Un vétéran de l'armée

Aoun est né à Sin al-Fil, une banlieue de l’est de Beyrouth. Sa famille est originaire du sud du Liban. Sa première affectation dans l’armée a été celle de commandant de section au sein des rangers en 1985, pendant la guerre civile libanaise de 1975 à 1990. Peu après sa promotion au grade de commandant, il a dirigé une opération visant à repousser les combattants de l’État islamique à la frontière syro-libanaise. Il a ensuite commandé une armée considérablement appauvrie par l'effondrement financier du pays en 2019, qui a dévasté la monnaie libanaise après des décennies de corruption d’État et de mauvaise gouvernance. À l’époque, Aoun avait averti que cette crise conduirait à l’effondrement de l’armée libanaise, « l’épine dorsale du pays ». Dans une déclaration inhabituellement politique pour un chef d’état-major, il avait critiqué les responsables politiques au pouvoir au sujet de cet effondrement, affirmant que les soldats souffraient de la faim au même titre que le reste de la population et demandant aux responsables politiques : « Que comptez-vous faire ? »
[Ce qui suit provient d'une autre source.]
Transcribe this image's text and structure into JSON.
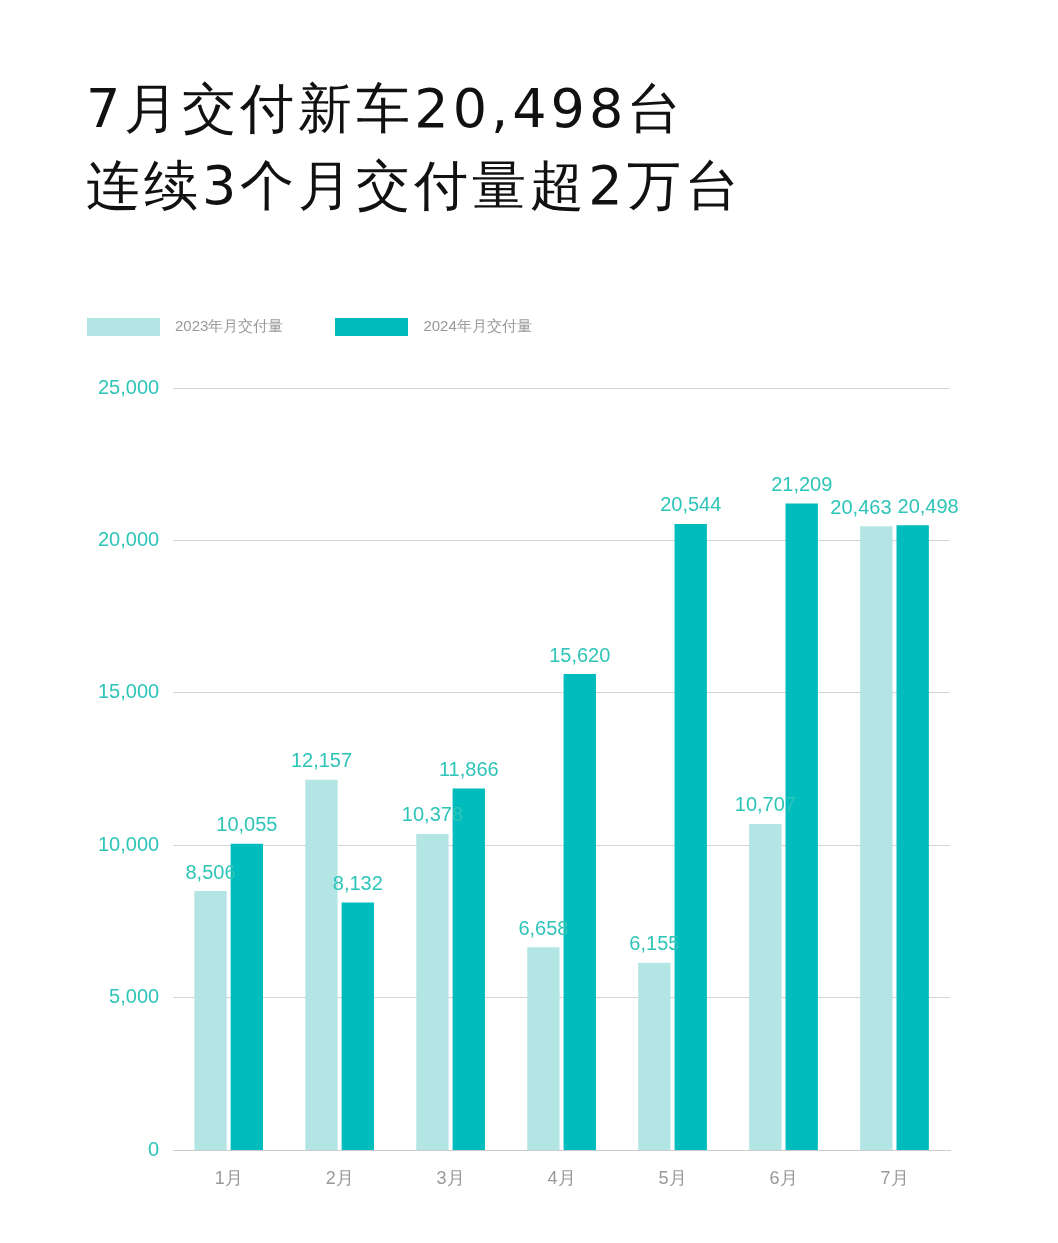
{
  "chart_data": {
    "type": "bar",
    "title": "7月交付新车20,498台",
    "subtitle": "连续3个月交付量超2万台",
    "categories": [
      "1月",
      "2月",
      "3月",
      "4月",
      "5月",
      "6月",
      "7月"
    ],
    "series": [
      {
        "name": "2023年月交付量",
        "color": "#b3e5e5",
        "values": [
          8506,
          12157,
          10378,
          6658,
          6155,
          10707,
          20463
        ],
        "value_labels": [
          "8,506",
          "12,157",
          "10,378",
          "6,658",
          "6,155",
          "10,707",
          "20,463"
        ]
      },
      {
        "name": "2024年月交付量",
        "color": "#00bcbc",
        "values": [
          10055,
          8132,
          11866,
          15620,
          20544,
          21209,
          20498
        ],
        "value_labels": [
          "10,055",
          "8,132",
          "11,866",
          "15,620",
          "20,544",
          "21,209",
          "20,498"
        ]
      }
    ],
    "ylim": [
      0,
      25000
    ],
    "yticks": [
      {
        "value": 0,
        "label": "0"
      },
      {
        "value": 5000,
        "label": "5,000"
      },
      {
        "value": 10000,
        "label": "10,000"
      },
      {
        "value": 15000,
        "label": "15,000"
      },
      {
        "value": 20000,
        "label": "20,000"
      },
      {
        "value": 25000,
        "label": "25,000"
      }
    ],
    "grid": "y",
    "legend": "top left"
  }
}
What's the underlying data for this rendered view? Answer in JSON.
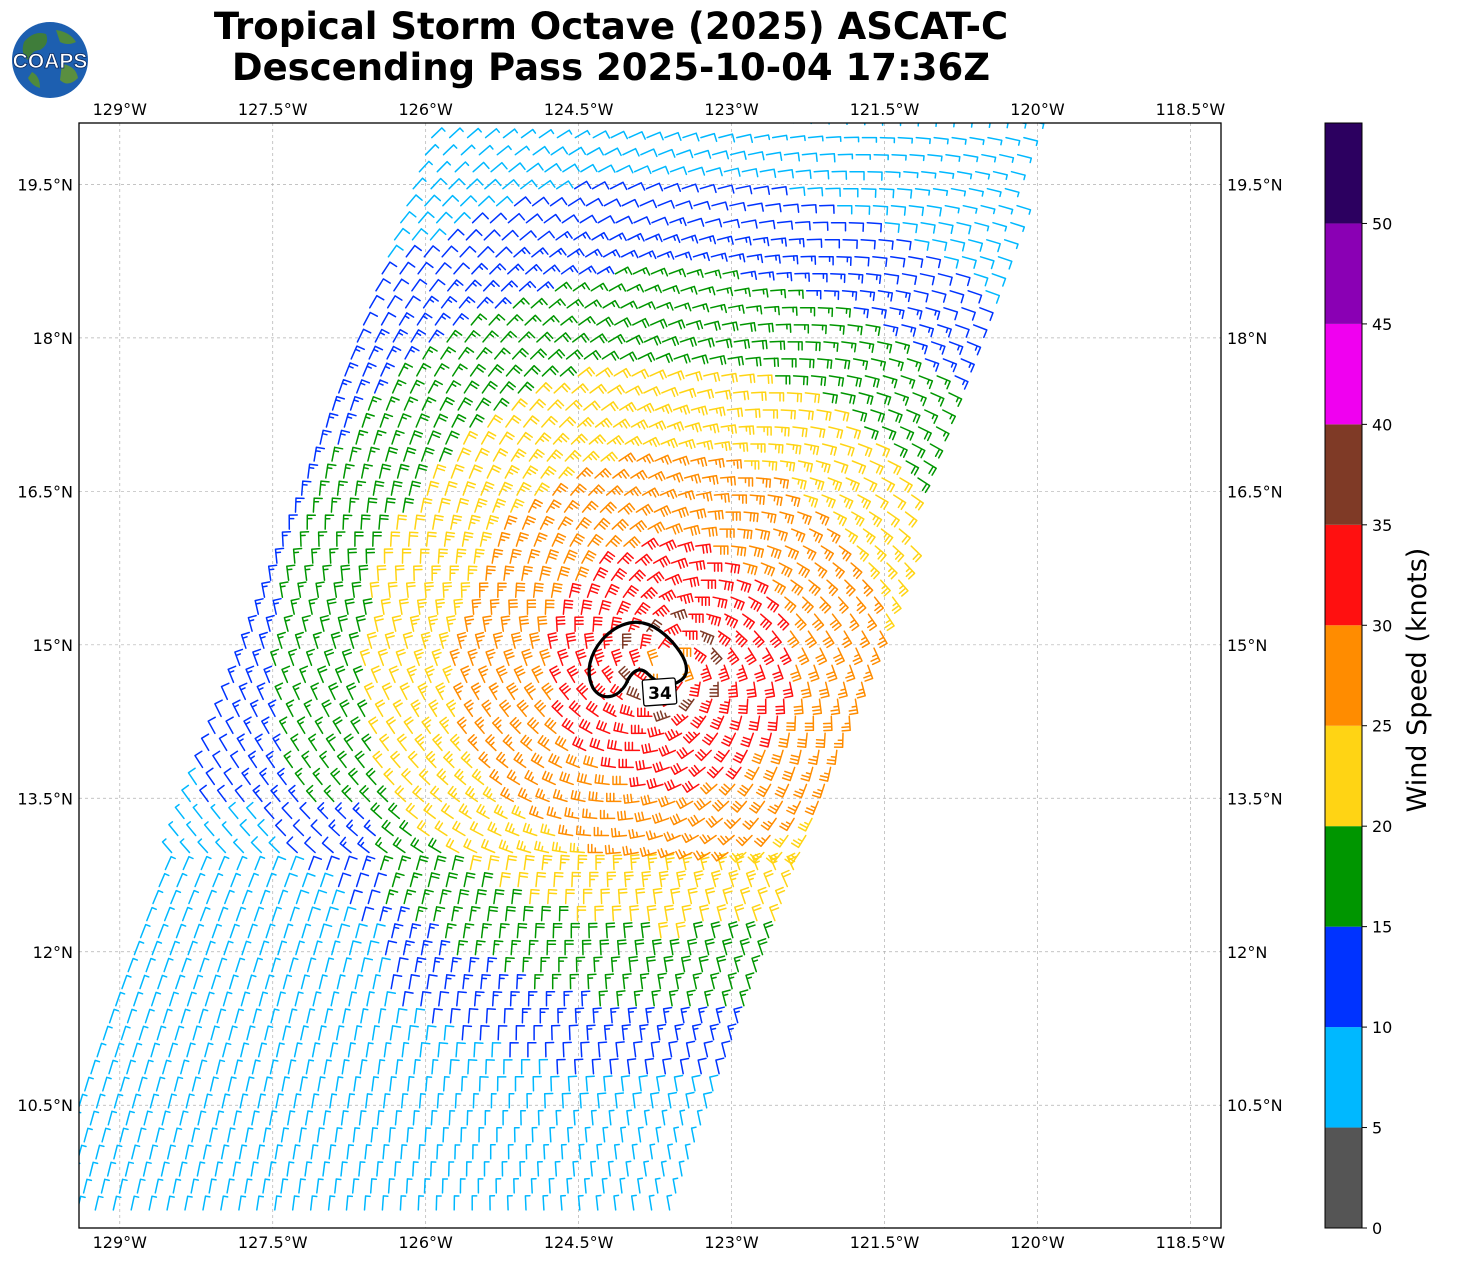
{
  "title": {
    "line1": "Tropical Storm Octave (2025) ASCAT-C",
    "line2": "Descending Pass 2025-10-04 17:36Z"
  },
  "logo": {
    "text": "COAPS",
    "icon": "globe-icon"
  },
  "map": {
    "lon_labels": [
      "129°W",
      "127.5°W",
      "126°W",
      "124.5°W",
      "123°W",
      "121.5°W",
      "120°W",
      "118.5°W"
    ],
    "lat_labels": [
      "19.5°N",
      "18°N",
      "16.5°N",
      "15°N",
      "13.5°N",
      "12°N",
      "10.5°N"
    ],
    "contour_label": "34",
    "lon_range": [
      -129.4,
      -118.2
    ],
    "lat_range": [
      9.3,
      20.1
    ],
    "grid": true,
    "storm_center": {
      "lon": -123.6,
      "lat": 14.8
    }
  },
  "colorbar": {
    "label": "Wind Speed (knots)",
    "ticks": [
      "0",
      "5",
      "10",
      "15",
      "20",
      "25",
      "30",
      "35",
      "40",
      "45",
      "50"
    ],
    "bins": [
      {
        "min": 0,
        "max": 5,
        "color": "#555555"
      },
      {
        "min": 5,
        "max": 10,
        "color": "#00b8ff"
      },
      {
        "min": 10,
        "max": 15,
        "color": "#0033ff"
      },
      {
        "min": 15,
        "max": 20,
        "color": "#009600"
      },
      {
        "min": 20,
        "max": 25,
        "color": "#ffd414"
      },
      {
        "min": 25,
        "max": 30,
        "color": "#ff8c00"
      },
      {
        "min": 30,
        "max": 35,
        "color": "#ff1010"
      },
      {
        "min": 35,
        "max": 40,
        "color": "#7f3a26"
      },
      {
        "min": 40,
        "max": 45,
        "color": "#f000f0"
      },
      {
        "min": 45,
        "max": 50,
        "color": "#8a00b4"
      },
      {
        "min": 50,
        "max": 55,
        "color": "#2c0060"
      }
    ]
  }
}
L'élection de Joseph Aoun a mis fin à un vide présidentiel de deux ans, survenu après l'expiration, en 2022, du mandat de Michel Aoun, allié du Hezbollah, avec lequel il n'a aucun lien de parenté. Il s'est engagé à mener à bien les réformes économiques longtemps reportées et a promis que justice serait rendue aux victimes de l'explosion du port de Beyrouth en 2020.